Right smack in the middle of this economic melee appears Mr. W.D. Fard also known as “Master Fard Muhammad”. In 1930, he worked as a door to door seller of silks and African artifacts. Mr. Fard must have had tremendous faith in the viability of his products to attempt selling them to the poorest people in the most deprived neighborhoods during a major economic depression. W. D. Fard also had another agenda. As he would go from poor home to poorer home, he would also tell the people stories relating to what he called the black man’s “true” history and culture.
Mr. Fard was a member of the Ahmadiyya Anjuman community of Muslims that were popular throughout the African American communities of cities like Detroit, Chicago, and Newark at that time. Although there were “Sunni” Muslims in these cities also, many of them feared deportation or even death at the hands of the U.S. government for espousing the religion of Islam in public.
Although most traditional Muslims consider Ahmadiyya Muslims to be outside the fold of “true” Islam, it was Ahmadiyya Muslims, on the most part, who were bold enough to set up shop and teach throughout the ghettos of America back then. In any case, Mr. Fard’s goals for the African American community were obviously bigger than even his interest in Ahmadiyya ideology because, except for the English language translation of the Qur’an by the popular Ahmadiyya translator Maulana Muhammad Ali, he chose not to leave any noticeable vestiges of Ahmadiyyah thought in the teachings passed on to the man who would later become Elijah Muhammad.

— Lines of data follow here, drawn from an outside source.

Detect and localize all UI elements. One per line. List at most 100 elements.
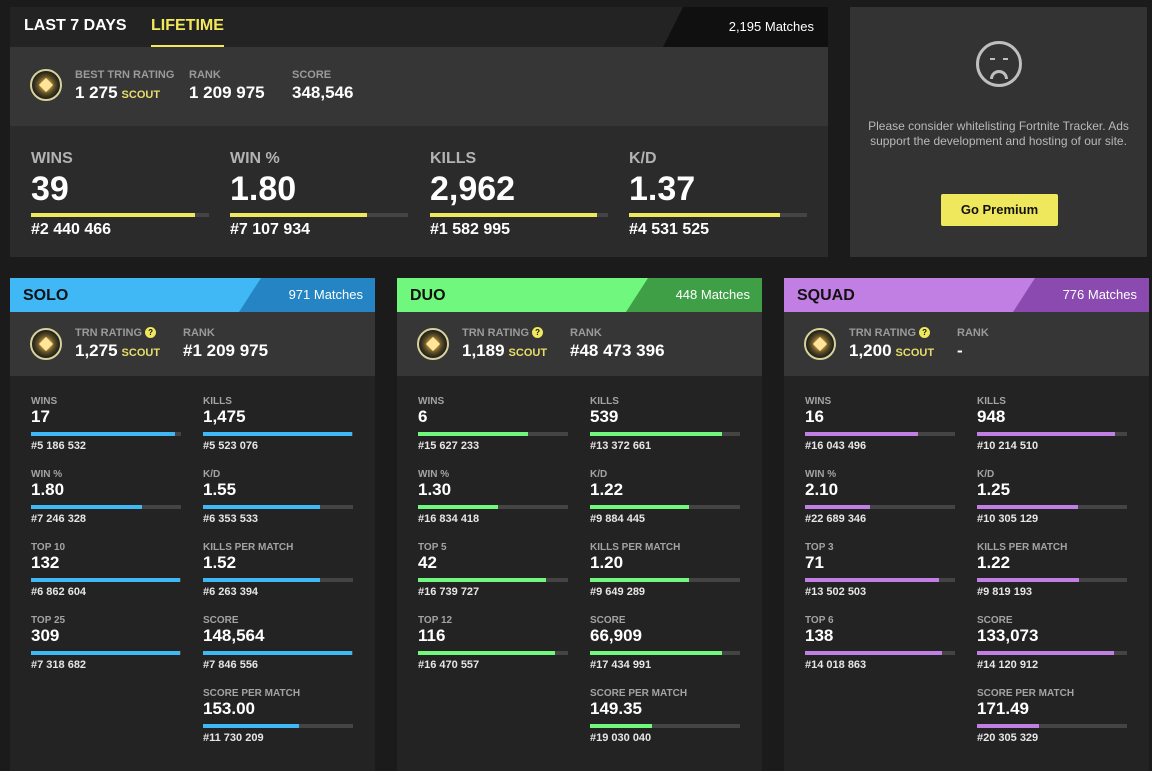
mode-matches: 776 Matches [1013,278,1149,312]
overview-stat-label: WIN % [230,150,280,167]
stat-label: KILLS [590,396,619,407]
overview-stat-rank: #7 107 934 [230,221,311,238]
stat-label: TOP 3 [805,542,834,553]
stat-label: SCORE [203,615,239,626]
stat-bar [418,505,568,509]
rating-tier: SCOUT [508,347,548,359]
stat-label: TOP 12 [418,615,453,626]
stat-bar [590,724,740,728]
stat-rank: #5 523 076 [203,440,259,452]
stat-rank: #11 730 209 [203,732,264,744]
stat-label: SCORE PER MATCH [203,688,301,699]
stat-value: 153.00 [203,699,255,718]
stat-rank: #6 263 394 [203,586,259,598]
help-icon[interactable]: ? [532,327,544,338]
rank-label: RANK [189,69,221,81]
rating-tier: SCOUT [121,89,161,101]
stat-value: 309 [31,626,60,645]
stat-value: 42 [418,553,437,572]
mode-rank-value: #1 209 975 [183,341,269,360]
rating-tier: SCOUT [121,347,161,359]
stat-label: WINS [31,396,58,407]
stat-value: 116 [418,626,446,645]
overview-stat-bar [31,213,209,217]
stat-bar [203,505,353,509]
stat-rank: #14 018 863 [805,659,867,671]
tab-last-7-days[interactable]: LAST 7 DAYS [24,17,127,34]
stat-bar [977,724,1127,728]
mode-rating-row: TRN RATING? 1,275 SCOUT RANK #1 209 975 [10,312,375,376]
trn-rating-label: TRN RATING? [849,327,931,339]
stat-rank: #13 372 661 [590,440,652,452]
ad-message: Please consider whitelisting Fortnite Tr… [868,119,1129,148]
stat-value: 71 [805,553,824,572]
mode-title: SOLO [23,287,69,304]
stat-value: 539 [590,407,619,426]
stat-value: 133,073 [977,626,1039,645]
stat-label: SCORE PER MATCH [590,688,688,699]
time-tabs: LAST 7 DAYS LIFETIME 2,195 Matches [10,7,828,47]
stat-value: 16 [805,407,824,426]
overview-card: LAST 7 DAYS LIFETIME 2,195 Matches BEST … [10,7,828,257]
go-premium-button[interactable]: Go Premium [941,194,1058,226]
stat-rank: #5 186 532 [31,440,87,452]
overview-stat-bar [230,213,408,217]
rating-emblem-icon [30,328,62,360]
stat-value: 17 [31,407,50,426]
stat-label: TOP 6 [805,615,834,626]
stat-bar [977,505,1127,509]
stat-bar [805,432,955,436]
stat-bar [590,432,740,436]
stat-label: TOP 10 [31,542,66,553]
stat-rank: #16 043 496 [805,440,867,452]
stat-bar [590,578,740,582]
trn-rating-value: 1,275 SCOUT [75,341,161,360]
stat-value: 2.10 [805,480,839,499]
stat-value: 66,909 [590,626,642,645]
stat-value: 1.25 [977,480,1011,499]
tab-lifetime[interactable]: LIFETIME [151,17,224,47]
mode-rank-value: - [957,341,963,360]
help-icon[interactable]: ? [919,327,931,338]
stat-bar [805,651,955,655]
stat-bar [418,578,568,582]
mode-rating-row: TRN RATING? 1,200 SCOUT RANK - [784,312,1149,376]
stat-rank: #16 834 418 [418,513,480,525]
stat-label: KILLS PER MATCH [203,542,294,553]
trn-rating-value: 1,189 SCOUT [462,341,548,360]
stat-bar [31,578,181,582]
stat-bar [418,432,568,436]
stat-rank: #15 627 233 [418,440,480,452]
help-icon[interactable]: ? [145,327,157,338]
stat-rank: #6 862 604 [31,586,87,598]
stat-rank: #6 353 533 [203,513,259,525]
stat-value: 6 [418,407,428,426]
stat-rank: #10 214 510 [977,440,1039,452]
stat-rank: #17 434 991 [590,659,652,671]
stat-bar [977,578,1127,582]
stat-value: 1.30 [418,480,452,499]
rank-value: 1 209 975 [189,83,265,102]
best-rating-value: 1 275 SCOUT [75,83,161,102]
mode-rating-row: TRN RATING? 1,189 SCOUT RANK #48 473 396 [397,312,762,376]
stat-value: 1,475 [203,407,246,426]
trn-rating-value: 1,200 SCOUT [849,341,935,360]
overview-stats: WINS 39 #2 440 466 WIN % 1.80 #7 107 934 KILLS… [10,126,828,257]
stat-rank: #13 502 503 [805,586,867,598]
mode-title: DUO [410,287,446,304]
ad-card: Please consider whitelisting Fortnite Tr… [850,7,1147,257]
stat-bar [590,651,740,655]
stat-label: TOP 5 [418,542,447,553]
overview-stat-bar [430,213,608,217]
stat-value: 1.20 [590,553,624,572]
best-rating-label: BEST TRN RATING [75,69,175,81]
stat-value: 138 [805,626,834,645]
solo-card: SOLO 971 Matches TRN RATING? 1,275 SCOUT RANK… [10,278,375,771]
stat-label: K/D [590,469,608,480]
stat-label: SCORE PER MATCH [977,688,1075,699]
stat-value: 1.80 [31,480,65,499]
stat-rank: #16 470 557 [418,659,480,671]
stat-value: 149.35 [590,699,642,718]
mode-rank-value: #48 473 396 [570,341,665,360]
overview-stat-value: 1.80 [230,170,297,208]
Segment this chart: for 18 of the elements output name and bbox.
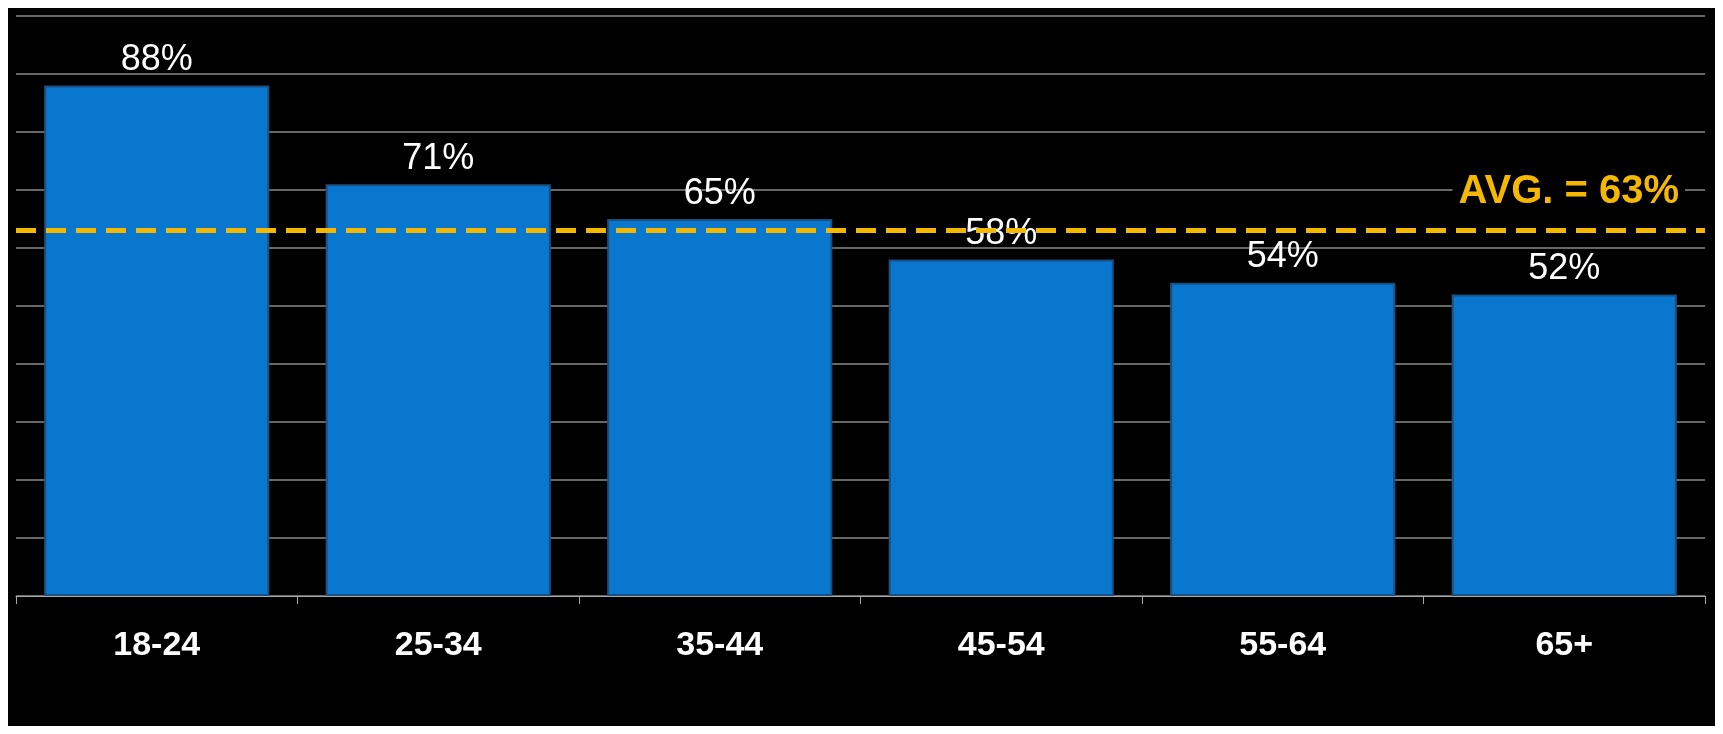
data-label: 54%: [1246, 234, 1319, 276]
data-label: 52%: [1528, 245, 1601, 287]
x-tick-label: 18-24: [113, 624, 201, 662]
x-tick-label: 45-54: [957, 624, 1045, 662]
bar: [888, 259, 1114, 596]
data-label: 65%: [683, 170, 756, 212]
bar: [44, 85, 270, 596]
bar: [607, 219, 833, 596]
bar: [325, 184, 551, 596]
ref-line-label: AVG. = 63%: [1458, 166, 1679, 211]
data-label: 88%: [120, 37, 193, 79]
x-tick-label: 65+: [1535, 624, 1594, 662]
x-tick-label: 25-34: [394, 624, 482, 662]
x-tick-label: 55-64: [1239, 624, 1327, 662]
bar: [1170, 282, 1396, 596]
data-label: 71%: [402, 135, 475, 177]
x-tick-label: 35-44: [676, 624, 764, 662]
bar: [1451, 294, 1677, 596]
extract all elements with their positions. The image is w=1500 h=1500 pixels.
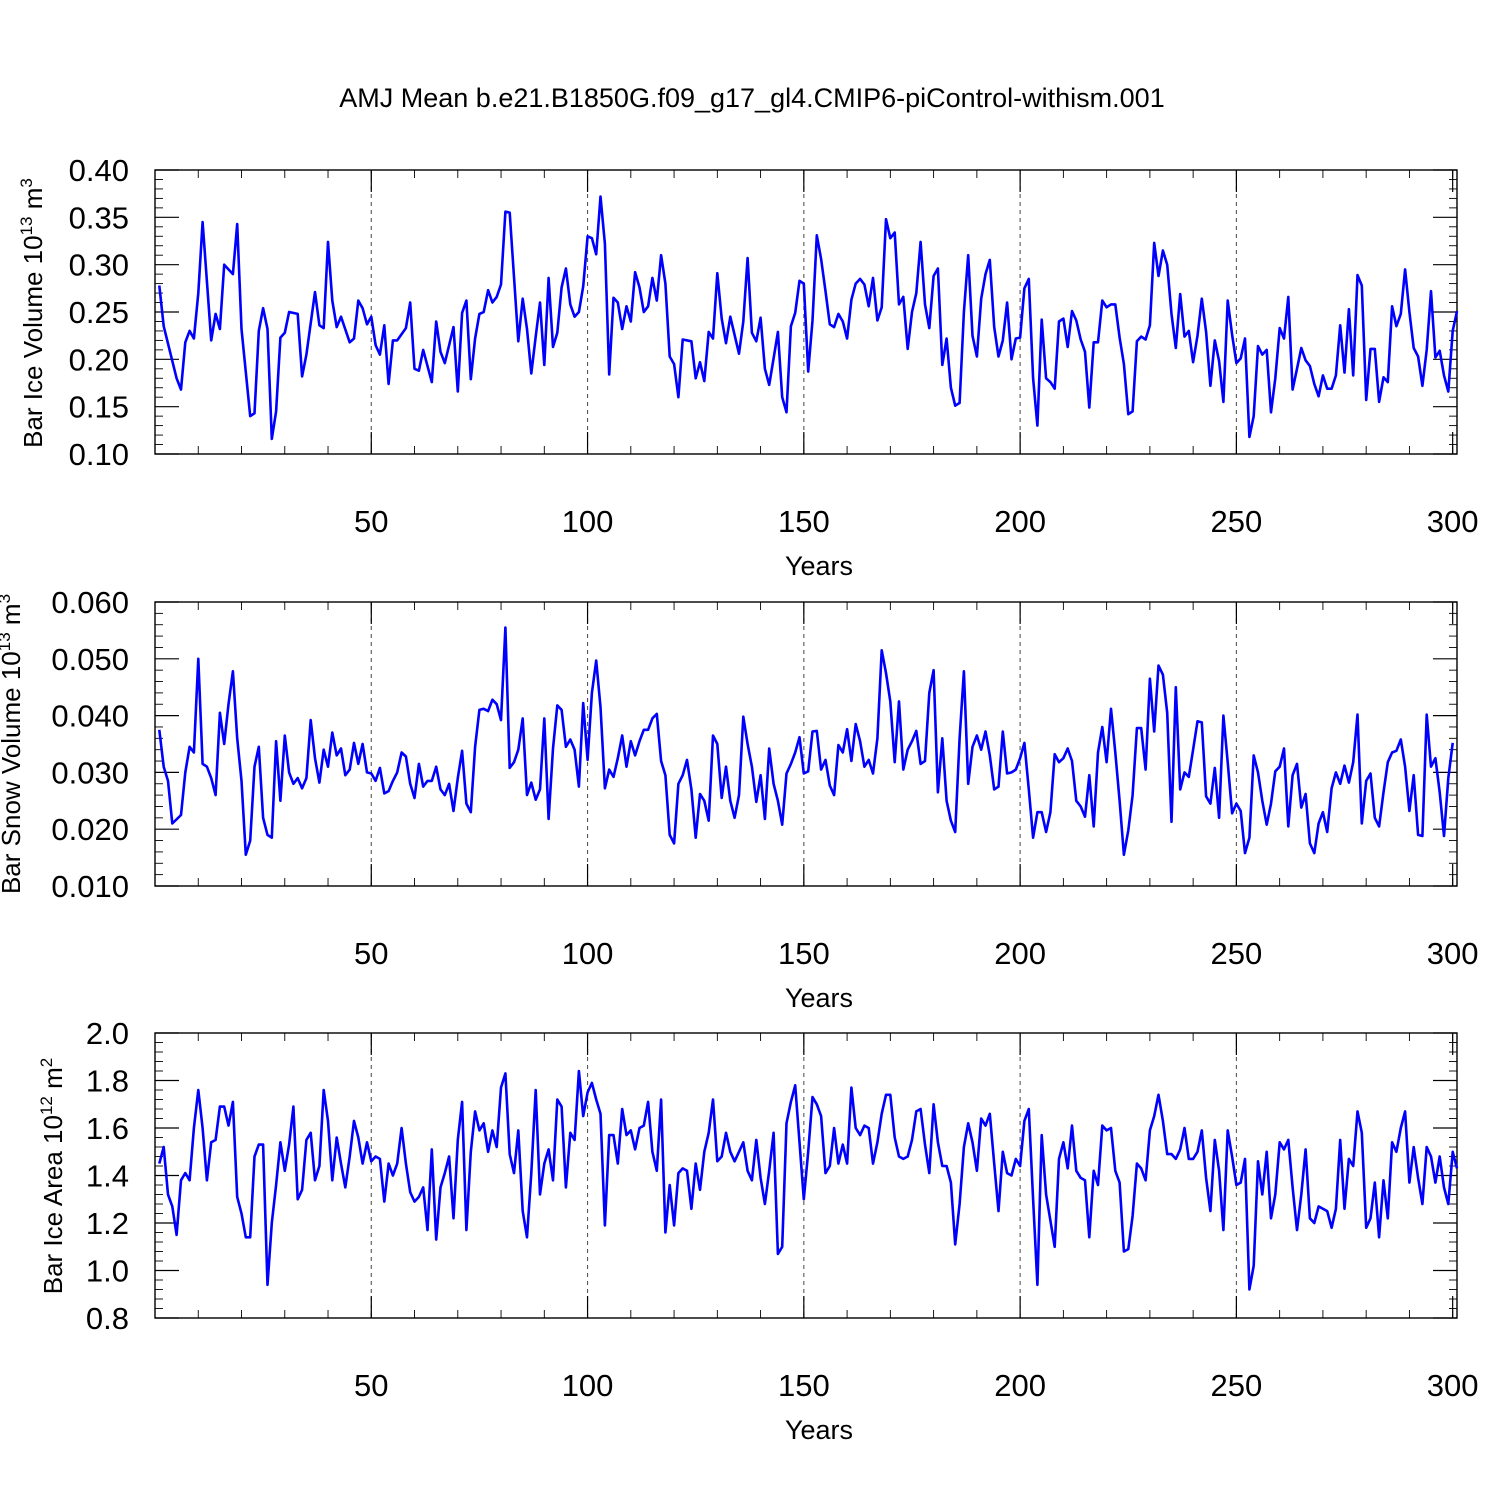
x-tick-label: 100	[562, 1368, 614, 1403]
y-tick-label: 0.8	[86, 1301, 129, 1336]
x-tick-label: 150	[778, 504, 830, 539]
x-tick-label: 50	[354, 936, 388, 971]
y-tick-label: 0.020	[51, 812, 129, 847]
x-axis-label: Years	[785, 983, 853, 1013]
y-axis-label: Bar Ice Volume 1013 m3	[17, 178, 48, 448]
x-tick-label: 200	[994, 504, 1046, 539]
x-tick-label: 200	[994, 1368, 1046, 1403]
x-tick-label: 50	[354, 1368, 388, 1403]
y-tick-label: 2.0	[86, 1016, 129, 1051]
x-tick-label: 300	[1427, 936, 1479, 971]
x-axis-label: Years	[785, 551, 853, 581]
series-line	[158, 626, 1454, 857]
y-tick-label: 1.2	[86, 1206, 129, 1241]
y-tick-label: 0.040	[51, 699, 129, 734]
chart-panel-3: 0.8 1.0 1.2 1.4 1.6 1.8 2.0 50 100 150 200 250 300 Ye…	[37, 1016, 1479, 1445]
x-tick-label: 300	[1427, 504, 1479, 539]
panels: 0.10 0.15 0.20 0.25 0.30 0.35 0.40 50 100 150 200 2…	[0, 153, 1479, 1445]
y-tick-label: 0.010	[51, 869, 129, 904]
x-tick-label: 100	[562, 504, 614, 539]
y-axis-label: Bar Ice Area 1012 m2	[37, 1058, 68, 1295]
x-tick-label: 200	[994, 936, 1046, 971]
x-tick-label: 300	[1427, 1368, 1479, 1403]
plot-frame	[154, 601, 1458, 887]
y-tick-label: 1.0	[86, 1254, 129, 1289]
y-tick-label: 1.6	[86, 1111, 129, 1146]
y-tick-label: 0.25	[69, 295, 129, 330]
series-line	[158, 195, 1459, 441]
chart-panel-1: 0.10 0.15 0.20 0.25 0.30 0.35 0.40 50 100 150 200 2…	[17, 153, 1479, 581]
y-tick-label: 1.4	[86, 1159, 129, 1194]
y-tick-label: 0.20	[69, 342, 129, 377]
chart-panel-2: 0.010 0.020 0.030 0.040 0.050 0.060 50 100 150 20…	[0, 585, 1479, 1013]
x-tick-label: 250	[1211, 504, 1263, 539]
y-tick-label: 0.15	[69, 390, 129, 425]
y-tick-label: 0.060	[51, 585, 129, 620]
x-tick-label: 250	[1211, 1368, 1263, 1403]
y-tick-label: 0.10	[69, 437, 129, 472]
x-tick-label: 50	[354, 504, 388, 539]
x-axis-label: Years	[785, 1415, 853, 1445]
y-tick-label: 0.050	[51, 642, 129, 677]
x-tick-label: 150	[778, 1368, 830, 1403]
y-tick-label: 0.40	[69, 153, 129, 188]
y-tick-label: 0.35	[69, 200, 129, 235]
y-tick-label: 1.8	[86, 1064, 129, 1099]
series-line	[158, 1069, 1459, 1291]
y-axis-label: Bar Snow Volume 1013 m3	[0, 594, 26, 894]
chart-title: AMJ Mean b.e21.B1850G.f09_g17_gl4.CMIP6-…	[339, 83, 1164, 113]
y-tick-label: 0.030	[51, 755, 129, 790]
x-tick-label: 150	[778, 936, 830, 971]
x-tick-label: 250	[1211, 936, 1263, 971]
y-tick-label: 0.30	[69, 248, 129, 283]
x-tick-label: 100	[562, 936, 614, 971]
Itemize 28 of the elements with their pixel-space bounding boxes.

Although Elijah’s father, William Poole, was a popular Baptist preacher, Elijah had serious problems with the way Christianity was being presented and accepted in the black community. There were so many unanswered questions in Elijah’s mind, when it came to Christianity’s explanations of events in history among other things. Although he was a very poor reader, Elijah struggled through the pages of the Bible for himself (with help from his older sister, Annie) and was at odds with many of the interpretations that were given of people and concepts in his Holy Book. Oft-times he would verbally disagree with and challenge his father’s Biblical analysis, but never in a disrespectful or insulting way.
Clara Poole was the first to hear the enigmatic teachings of Mr. Fard when she was invited by a girlfriend of hers to hear him at a local residence. Clara enthusiastically brought the message back to her husband. The things that she shared with Elijah from Mr. Fard’s presentation actually gelled with some of the conclusions Elijah had drawn from his study of the Bible. He immediately decided to attend the very next meeting. After attending, Elijah became a devout student of Mr. Fard’s and was under his direct tutelage for the next 3 ½ years. Mr. Fard changed Elijah’s surname to “Kareem” and Elijah himself changed it finally to “Mohammed” (later to be spelt “Muhammad”). The rest would become history.
Mr. Fard taught from information that he had compiled into a series of booklets called “English Lessons”. However, he told Elijah Muhammad and his wife Clara Muhammad, that they were to produce children who would be taught from the Muslim Holy Book called the Qur’an and that those children would be taught that Book in its original language of Arabic (Arabiyya). He asked specifically that they name the child whom Clara was pregnant with at the time (in 1933), after his first name and initial which was “Wallace D.” This child grew to be our leader, Imam Wallace (Warith) D. Mohammed. He was the first child born in his family with the name “Mohammed” on his birth certificate. Only Elijah and Clara’s next and youngest child, Akbar, shares that same distinction.